LLM (Large Language Model)
An AI model trained on large text datasets, used as the reasoning engine in AI voice agents.
A Large Language Model (LLM) is an AI model trained on massive text datasets to predict and generate natural language. LLMs like GPT-4o, Claude, and Gemini are the reasoning engine at the heart of modern AI voice agents — they interpret caller intent, generate responses, decide what actions to take, and maintain conversation context across multiple turns.
How LLMs work in voice agents
- The caller's speech is transcribed to text by the STT engine
- The text is sent to the LLM along with a system prompt defining the agent's persona, knowledge base, and allowed actions
- The LLM generates a text response and, if appropriate, a structured action (book appointment, look up order, transfer call)

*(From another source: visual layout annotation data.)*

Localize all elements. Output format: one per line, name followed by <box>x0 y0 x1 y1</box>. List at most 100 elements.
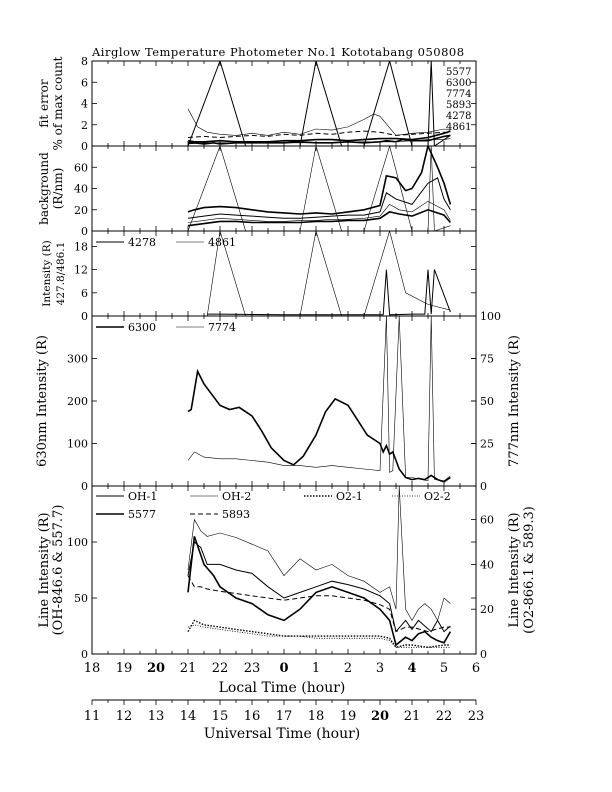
y-tick-label: 20 <box>74 204 88 217</box>
y-right-axis-label: 777nm Intensity (R) <box>507 335 522 467</box>
local-tick-label: 2 <box>344 661 352 676</box>
series-line-5893 <box>187 130 451 139</box>
legend-o21-label: O2-1 <box>336 490 363 503</box>
y-tick-label: 100 <box>67 536 88 549</box>
series-line-7774 <box>187 316 451 482</box>
ut-tick-label: 16 <box>244 709 261 724</box>
y-axis-label: (R/nm) <box>51 168 65 210</box>
y-tick-label: 0 <box>81 480 88 493</box>
local-tick-label: 20 <box>147 661 165 676</box>
y-right-tick-label: 50 <box>480 395 494 408</box>
series-line-O2-2 <box>187 624 451 648</box>
local-tick-label: 21 <box>180 661 197 676</box>
legend-5577-label: 5577 <box>128 508 156 521</box>
y-tick-label: 50 <box>74 592 88 605</box>
y-axis-label: Intensity (R) <box>41 240 53 306</box>
y-right-tick-label: 20 <box>480 603 494 616</box>
series-group <box>206 231 451 316</box>
ut-tick-label: 14 <box>180 709 197 724</box>
y-tick-label: 6 <box>81 76 88 89</box>
series-line-4861 <box>206 231 451 316</box>
panel-fit-error: 0 2 4 6 8 fit error% of max count <box>37 55 477 153</box>
y-right-axis-label: (O2-866.1 & 589.3) <box>522 506 537 634</box>
series-line-4861 <box>187 138 451 145</box>
universal-time-axis-label: Universal Time (hour) <box>204 726 361 742</box>
series-line-6300 <box>187 130 451 143</box>
legend-4861-label: 4861 <box>208 236 236 249</box>
legend-6300-label: 6300 <box>128 321 156 334</box>
legend-fit-4278: 4278 <box>446 111 471 122</box>
y-tick-label: 200 <box>67 395 88 408</box>
ut-tick-label: 19 <box>340 709 357 724</box>
legend-7774-label: 7774 <box>208 321 236 334</box>
ut-tick-label: 22 <box>436 709 453 724</box>
panel-background: 0 20 40 60 background (R/nm) <box>37 145 477 238</box>
y-axis-label: (OH-846.6 & 557.7) <box>51 505 66 636</box>
y-axis-label: Line Intensity (R) <box>37 512 52 627</box>
local-tick-label: 0 <box>279 661 288 676</box>
local-tick-label: 5 <box>440 661 448 676</box>
legend-fit-7774: 7774 <box>446 89 471 100</box>
local-tick-label: 23 <box>244 661 261 676</box>
y-tick-label: 12 <box>74 264 88 277</box>
y-right-axis-label: Line Intensity (R) <box>507 512 522 627</box>
series-line-5577 <box>187 536 452 647</box>
y-tick-label: 60 <box>74 161 88 174</box>
series-group <box>187 486 452 649</box>
legend-fit-5577: 5577 <box>446 67 471 78</box>
y-tick-label: 300 <box>67 353 88 366</box>
panel-red-line: 0 100 200 300 0 25 50 75 100 630nm Intensity (R) 7… <box>35 310 522 493</box>
y-right-tick-label: 40 <box>480 558 494 571</box>
series-line-bg-0 <box>187 146 452 215</box>
y-tick-label: 0 <box>81 140 88 153</box>
series-group <box>187 61 451 146</box>
series-line-OH-1 <box>187 541 451 633</box>
series-line-OH-2 <box>187 486 451 622</box>
legend-fit-4861: 4861 <box>446 122 471 133</box>
ut-tick-label: 13 <box>148 709 165 724</box>
legend-4278-label: 4278 <box>128 236 156 249</box>
local-tick-label: 1 <box>312 661 320 676</box>
series-line-O2-1 <box>187 619 451 649</box>
y-tick-label: 6 <box>81 287 88 300</box>
local-time-axis-label: Local Time (hour) <box>219 680 346 696</box>
panel-blue-lines: 0 6 12 18 Intensity (R) 427.8/486.1 <box>41 230 477 323</box>
series-line-bg-1 <box>187 177 451 219</box>
y-axis-label: 630nm Intensity (R) <box>35 335 50 467</box>
series-line-5893 <box>187 575 451 633</box>
y-axis-label: 427.8/486.1 <box>55 242 67 306</box>
legend-5893-label: 5893 <box>222 508 250 521</box>
series-line-bg-4 <box>187 146 451 231</box>
series-group <box>187 146 452 231</box>
y-right-tick-label: 25 <box>480 438 494 451</box>
ut-tick-label: 18 <box>308 709 325 724</box>
ut-tick-label: 15 <box>212 709 229 724</box>
legend-oh2-label: OH-2 <box>222 490 251 503</box>
y-tick-label: 0 <box>81 225 88 238</box>
series-line-bg-3 <box>187 208 452 227</box>
y-tick-label: 100 <box>67 438 88 451</box>
series-line-bg-2 <box>187 200 451 223</box>
ut-tick-label: 12 <box>116 709 133 724</box>
local-time-axis: Local Time (hour) 18 19 20 21 22 23 0 1 2 3 4 5 6 <box>84 661 480 696</box>
y-right-tick-label: 100 <box>480 310 501 323</box>
y-tick-label: 4 <box>81 98 88 111</box>
y-tick-label: 0 <box>81 648 88 661</box>
y-right-tick-label: 0 <box>480 480 487 493</box>
ut-tick-label: 20 <box>371 709 389 724</box>
series-line-6300 <box>187 368 451 483</box>
local-tick-label: 6 <box>472 661 480 676</box>
figure-title: Airglow Temperature Photometer No.1 Koto… <box>91 45 465 59</box>
legend-o22-label: O2-2 <box>424 490 451 503</box>
ut-tick-label: 17 <box>276 709 293 724</box>
y-right-tick-label: 75 <box>480 353 494 366</box>
local-tick-label: 19 <box>116 661 133 676</box>
y-tick-label: 8 <box>81 55 88 68</box>
y-tick-label: 0 <box>81 310 88 323</box>
legend-fit-5893: 5893 <box>446 100 471 111</box>
ut-tick-label: 11 <box>84 709 101 724</box>
local-tick-label: 18 <box>84 661 101 676</box>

- The response is sent to the TTS engine to produce audio
System prompts are the instructions that define how the LLM behaves during a call. They typically include the agent's name and personality, the business's policies and FAQs, instructions for specific scenarios (angry caller, HIPAA-sensitive topics), and the available integrations and actions.
Token context window: LLMs process text in chunks called tokens. A longer context window means the agent can remember more of the conversation history and respond consistently across a long call.
Grounding: For domain-specific knowledge (product catalog, appointment availability, order status), LLMs are grounded with real-time data retrieved from external systems via function calls or RAG (retrieval-augmented generation).